The man lying on his back on the litter was covered from feet to hips with a thin blanket. Otherwise, he was naked from the waist up, his left hand resting on a taut belly and his right arm, slightly elevated on a rolled-up blanket pressed along his side, ending in a stump at the wrist. He had good shoulders, and pale, lovely, rose-blushed skin. His eyes were closed, but in the manner of a person who, although awake, prefers to shut out the truth. His golden hair had been washed and combed, and it gleamed when they passed out of the shadow and into that last spill of sunlight lancing through the westward-facing walkway.
“Can I have that one?” Sorgatani said with a ragged laugh.
Ai, God! Hugh.
“Is there any man handsomer than you?” Hanna whispered.
“There cannot be,” murmured Sorgatani, lips parted, leaning until her face almost brushed the beads as the monks moved past.
“He is dangerous, that one. Unforgiving, unkind, arrogant, vain, proud, obsessed, and cruel. Forget him, Sorgatani.”
“But he’s so beautiful. I am Kerayit, daughter of the Horse people. I can break the most vicious-tempered stallion that walks Earth. It is in my blood and my breeding and my training. I do not fear him.”
The monks passed out of sight. Ivar shook Baldwin’s hand free, grabbed his wrist, and tugged him away from the wagon, and it seemed a trick of the air that she could hear Ivar’s answers but not Baldwin’s questions as they moved away.
“Yes, that’s right, they all survived. Yes, Sigfrid, Ermanrich, and Hathumod. They’re all here with Biscop Constance. In the guesthouse, I think. Come, I’ll take you to them; that’s where you belong. No. No. I’m not going to stay in the church. I’m going to become a messenger, just like you, for the phoenix, only not in the church. It’s for the best, Baldwin. Trust me.”

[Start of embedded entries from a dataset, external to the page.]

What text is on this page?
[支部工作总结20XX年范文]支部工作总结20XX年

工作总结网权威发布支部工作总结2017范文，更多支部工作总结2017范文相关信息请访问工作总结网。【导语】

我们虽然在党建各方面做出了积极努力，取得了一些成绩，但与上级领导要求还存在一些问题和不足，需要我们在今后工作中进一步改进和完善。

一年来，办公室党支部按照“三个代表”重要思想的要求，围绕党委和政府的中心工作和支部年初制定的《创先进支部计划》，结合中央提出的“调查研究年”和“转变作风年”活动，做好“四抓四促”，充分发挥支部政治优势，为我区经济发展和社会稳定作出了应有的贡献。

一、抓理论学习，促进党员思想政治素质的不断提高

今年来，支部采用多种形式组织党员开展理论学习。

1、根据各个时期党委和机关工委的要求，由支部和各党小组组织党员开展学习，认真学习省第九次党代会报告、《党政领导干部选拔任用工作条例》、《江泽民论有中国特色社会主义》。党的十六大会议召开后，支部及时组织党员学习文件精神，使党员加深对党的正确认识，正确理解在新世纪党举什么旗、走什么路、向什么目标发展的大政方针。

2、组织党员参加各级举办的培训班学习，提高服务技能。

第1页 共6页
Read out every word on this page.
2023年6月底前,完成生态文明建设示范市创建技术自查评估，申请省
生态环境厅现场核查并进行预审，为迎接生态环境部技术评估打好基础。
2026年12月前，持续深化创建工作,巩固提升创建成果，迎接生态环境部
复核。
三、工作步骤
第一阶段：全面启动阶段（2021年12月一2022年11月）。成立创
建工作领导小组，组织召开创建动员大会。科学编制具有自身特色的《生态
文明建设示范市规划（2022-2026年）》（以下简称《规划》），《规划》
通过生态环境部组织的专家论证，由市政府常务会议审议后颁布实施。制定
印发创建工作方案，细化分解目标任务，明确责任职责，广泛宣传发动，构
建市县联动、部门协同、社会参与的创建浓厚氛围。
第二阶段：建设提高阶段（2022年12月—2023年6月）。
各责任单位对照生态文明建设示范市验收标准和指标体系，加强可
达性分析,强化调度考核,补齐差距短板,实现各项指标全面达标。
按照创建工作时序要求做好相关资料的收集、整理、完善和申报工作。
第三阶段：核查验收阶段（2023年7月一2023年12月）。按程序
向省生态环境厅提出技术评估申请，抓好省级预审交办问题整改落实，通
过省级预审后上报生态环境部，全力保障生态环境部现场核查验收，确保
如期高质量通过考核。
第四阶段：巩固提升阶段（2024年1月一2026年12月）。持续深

Sorgatani turned away from the beads to grip Hanna’s hands with both of her own, although the gesture caused tears to start up as her lovely face was ripped with desperation and pain. “You are still the King’s Eagle, Hanna. And my luck. That is what I ask of you. Let him become my pura, and I can go back to my tribe knowing I will not be alone.”
4
GRIEF strikes each body in a different way. For the longest time Liath drifted in a stupor, clutching the cold hand, vainly trying to heat the corpse and ignite the spark of life that no longer burned within. Folk whispered around her, gliding in and out of view, but their motions were meaningless and random. In no way did they move with the sure predictable paces of the stars. Yet the sun and the moon and the canopy of heaven, raised above us, have no liberty to govern themselves. They are subject to the law; they do what they are ordered to do, and nothing else.
How much easier, then, to see the fate that awaits you and brace yourself. Wasn’t it better to know the path in advance than to stumble like this?
Ai, God! Ai, God!
The child was screaming. She heard it now, and it occurred to her that these hysterics had been going on for some time.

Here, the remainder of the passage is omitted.